同機が8日午前1時すぎに消息を絶ってから一週間が過ぎたが、15日夜も機体の行方は判明していない。当局はテロなどの犯罪、整備不良や操作ミスによる墜落の2つの原因を念頭に調べてきた。15日の首相会見で強まったのは犯罪との見方だ。
ナジブ首相が明らかにしたのは(1)何者かが意図的に通信装置を止めた(2)消息を絶った後に西に航路を変えた(3)8日午前8時11分に衛星が機体を捉えた――の3点。何者かが追跡を防ぐための工作した疑いがある。
ナジブ首相は「(クアラルンプール発北京行きの)同機が航路を外れて西に向かったことを確認した」と明言したが、衛星が機体を最後に確認した場所は絞り込めていない。(1)タイ北部からカザフスタン、中央アジア南西部のトルクメニスタンの国境(2)インドネシアからインド洋南部のどちらかの可能性を指摘した。
想定される一つは乗客が操縦室に入り込み、航路を無理やり西に向けたハイジャック。ハイジャック犯自身が操縦したか、機長らに航路変更を強要した可能性がある。
国際刑事警察機構(ICPO)は盗難旅券を使って搭乗した2人の旅客はテロ組織との関係は薄いとの見解を示す。だが、同国政府は搭乗していた239人全ての身元を再調査し、テロや犯罪組織との関係を洗い出す考え。関係各国に情報提供を要請した。
もう一つ想定されるのは乗員が意図的に機体の行方をくらました可能性だ。
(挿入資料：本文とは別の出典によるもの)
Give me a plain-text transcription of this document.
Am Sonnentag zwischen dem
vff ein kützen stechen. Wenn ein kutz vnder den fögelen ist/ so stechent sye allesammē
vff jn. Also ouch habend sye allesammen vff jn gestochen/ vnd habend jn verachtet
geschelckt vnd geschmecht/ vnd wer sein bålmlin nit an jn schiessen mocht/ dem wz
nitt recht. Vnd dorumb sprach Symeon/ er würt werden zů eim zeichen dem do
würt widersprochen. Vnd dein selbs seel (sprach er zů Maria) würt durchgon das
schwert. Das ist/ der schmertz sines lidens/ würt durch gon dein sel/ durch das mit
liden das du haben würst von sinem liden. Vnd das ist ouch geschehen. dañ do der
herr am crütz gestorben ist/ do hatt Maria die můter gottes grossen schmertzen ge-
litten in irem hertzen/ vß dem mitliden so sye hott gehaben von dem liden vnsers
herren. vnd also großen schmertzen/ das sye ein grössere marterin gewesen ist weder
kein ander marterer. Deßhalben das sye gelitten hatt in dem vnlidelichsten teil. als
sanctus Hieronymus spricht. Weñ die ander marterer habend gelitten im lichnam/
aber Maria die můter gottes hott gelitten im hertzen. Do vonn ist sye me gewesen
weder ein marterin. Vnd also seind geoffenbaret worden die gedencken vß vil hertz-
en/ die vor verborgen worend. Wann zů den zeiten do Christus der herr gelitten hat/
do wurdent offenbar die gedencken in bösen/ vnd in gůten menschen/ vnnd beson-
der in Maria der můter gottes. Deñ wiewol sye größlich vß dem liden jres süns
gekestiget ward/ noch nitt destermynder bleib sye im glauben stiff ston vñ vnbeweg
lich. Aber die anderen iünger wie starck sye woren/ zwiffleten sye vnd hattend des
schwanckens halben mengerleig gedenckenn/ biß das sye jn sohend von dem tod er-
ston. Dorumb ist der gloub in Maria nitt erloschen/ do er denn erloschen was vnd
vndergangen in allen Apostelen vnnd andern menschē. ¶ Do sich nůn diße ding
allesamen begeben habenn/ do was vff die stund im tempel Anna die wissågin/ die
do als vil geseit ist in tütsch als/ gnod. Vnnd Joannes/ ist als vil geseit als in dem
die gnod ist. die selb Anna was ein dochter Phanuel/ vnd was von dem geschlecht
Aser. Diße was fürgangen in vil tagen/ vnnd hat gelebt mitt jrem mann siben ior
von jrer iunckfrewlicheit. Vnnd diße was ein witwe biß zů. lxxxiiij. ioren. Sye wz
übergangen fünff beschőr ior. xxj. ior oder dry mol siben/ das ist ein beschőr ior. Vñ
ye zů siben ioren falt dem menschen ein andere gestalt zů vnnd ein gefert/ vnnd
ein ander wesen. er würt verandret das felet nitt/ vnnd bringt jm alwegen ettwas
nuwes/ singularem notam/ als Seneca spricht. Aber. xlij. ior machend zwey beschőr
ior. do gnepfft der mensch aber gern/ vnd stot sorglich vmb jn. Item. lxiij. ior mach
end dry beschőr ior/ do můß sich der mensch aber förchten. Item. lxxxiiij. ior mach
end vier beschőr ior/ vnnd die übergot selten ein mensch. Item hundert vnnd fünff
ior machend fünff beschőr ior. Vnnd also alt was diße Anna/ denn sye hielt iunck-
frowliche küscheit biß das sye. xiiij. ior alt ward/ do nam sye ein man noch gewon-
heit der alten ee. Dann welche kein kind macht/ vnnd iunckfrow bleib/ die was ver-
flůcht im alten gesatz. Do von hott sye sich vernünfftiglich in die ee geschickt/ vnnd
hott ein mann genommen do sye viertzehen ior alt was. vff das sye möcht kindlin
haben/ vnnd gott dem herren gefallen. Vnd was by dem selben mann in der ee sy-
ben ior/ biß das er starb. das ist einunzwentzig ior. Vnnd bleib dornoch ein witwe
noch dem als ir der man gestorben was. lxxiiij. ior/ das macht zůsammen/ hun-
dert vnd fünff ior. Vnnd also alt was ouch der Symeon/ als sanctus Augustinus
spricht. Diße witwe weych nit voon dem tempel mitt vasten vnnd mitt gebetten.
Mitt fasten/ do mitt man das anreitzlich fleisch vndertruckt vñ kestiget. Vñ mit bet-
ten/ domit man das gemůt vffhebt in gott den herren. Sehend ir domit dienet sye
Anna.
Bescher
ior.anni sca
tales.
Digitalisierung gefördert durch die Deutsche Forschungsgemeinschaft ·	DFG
マレーシア当局が機長らの家宅捜索に踏み切ったとの情報もある。
いずれの場合でも、通信を切断し、管制などの捕捉を逃れて飛行を続けたことから、飛行機の操縦に精通した人物が関与していたとみられる。乗員・乗客の犯罪歴や職歴などの精査が捜査進展のカギを握りそうだ。
マレーシア当局は、行方不明の機体の捜索も続ける。機体が西に向かったとの情報に基づき、これまで重点的に調べてきた南シナ海を捜索対象から外した。捜索範囲は中央アジアまで広がり、機体を見つけるまでは時間がかかりそうだ。
大韓航空機の撃墜事件のときも、飛行経路がなかなか明らかにされなかった。 各国の軍事レーダや超大国のレーダ網でつかみ切れていなかったのだろうか。 どこの国も知っていても真実を発表しないのかも。 軍事機密だもんな、レーダの性能って。